Diagnosing failures of fairness transfer across distribution shift in real-world medical settings

Part of Advances in Neural Information Processing Systems 35 (NeurIPS 2022) Main Conference Track

Bibtex Paper Supplemental

Authors

Jessica Schrouff, Natalie Harris, Sanmi Koyejo, Ibrahim M. Alabdulmohsin, Eva Schnider, Krista Opsahl-Ong, Alexander Brown, Subhrajit Roy, Diana Mincu, Christina Chen, Awa Dieng, Yuan Liu, Vivek Natarajan, Alan Karthikesalingam, Katherine A. Heller, Silvia Chiappa, Alexander D'Amour

Abstract

Diagnosing and mitigating changes in model fairness under distribution shift is an important component of the safe deployment of machine learning in healthcare settings.

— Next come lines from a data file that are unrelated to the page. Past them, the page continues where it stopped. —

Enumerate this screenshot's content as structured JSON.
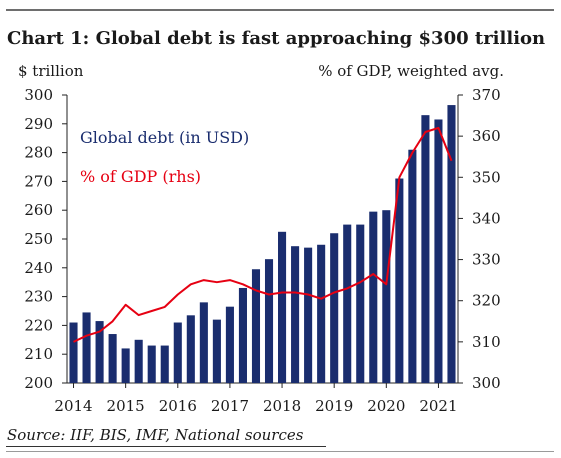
{
  "title": "Chart 1: Global debt is fast approaching $300 trillion",
  "source": "Source: IIF, BIS, IMF, National sources",
  "colors": {
    "bar": "#1a2d6e",
    "line": "#e60012",
    "axis": "#222222"
  },
  "chart_data": {
    "type": "bar",
    "title": "Chart 1: Global debt is fast approaching $300 trillion",
    "ylabel": "$ trillion",
    "ylabel_right": "% of GDP, weighted avg.",
    "ylim": [
      200,
      300
    ],
    "ylim_right": [
      300,
      370
    ],
    "y_ticks": [
      "200",
      "210",
      "220",
      "230",
      "240",
      "250",
      "260",
      "270",
      "280",
      "290",
      "300"
    ],
    "y_ticks_right": [
      "300",
      "310",
      "320",
      "330",
      "340",
      "350",
      "360",
      "370"
    ],
    "x_ticks": [
      "2014",
      "2015",
      "2016",
      "2017",
      "2018",
      "2019",
      "2020",
      "2021"
    ],
    "grid": false,
    "categories": [
      "2014Q1",
      "2014Q2",
      "2014Q3",
      "2014Q4",
      "2015Q1",
      "2015Q2",
      "2015Q3",
      "2015Q4",
      "2016Q1",
      "2016Q2",
      "2016Q3",
      "2016Q4",
      "2017Q1",
      "2017Q2",
      "2017Q3",
      "2017Q4",
      "2018Q1",
      "2018Q2",
      "2018Q3",
      "2018Q4",
      "2019Q1",
      "2019Q2",
      "2019Q3",
      "2019Q4",
      "2020Q1",
      "2020Q2",
      "2020Q3",
      "2020Q4",
      "2021Q1",
      "2021Q2"
    ],
    "series": [
      {
        "name": "Global debt (in USD)",
        "axis": "left",
        "kind": "bar",
        "values": [
          221,
          224.5,
          221.5,
          217,
          212,
          215,
          213,
          213,
          221,
          223.5,
          228,
          222,
          226.5,
          233,
          239.5,
          243,
          252.5,
          247.5,
          247,
          248,
          252,
          255,
          255,
          259.5,
          260,
          271,
          281,
          293,
          291.5,
          296.5
        ]
      },
      {
        "name": "% of GDP (rhs)",
        "axis": "right",
        "kind": "line",
        "values": [
          310,
          311.5,
          312.5,
          315,
          319,
          316.5,
          317.5,
          318.5,
          321.5,
          324,
          325,
          324.5,
          325,
          324,
          322.5,
          321.5,
          322,
          322,
          321.5,
          320.5,
          322,
          323,
          324.5,
          326.5,
          324,
          350,
          356,
          361,
          362,
          354
        ]
      }
    ]
  }
}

Importantly, the success of any mitigation strategy strongly depends on the \textit{structure} of the shift. Despite this, there has been little discussion of how to empirically assess the structure of a distribution shift that one is encountering in practice. In this work, we adopt a causal framing to motivate conditional independence tests as a key tool for characterizing distribution shifts. Using our approach in two medical applications, we show that this knowledge can help diagnose failures of fairness transfer, including cases where real-world shifts are more complex than is often assumed in the literature. Based on these results, we discuss potential remedies at each step of the machine learning pipeline.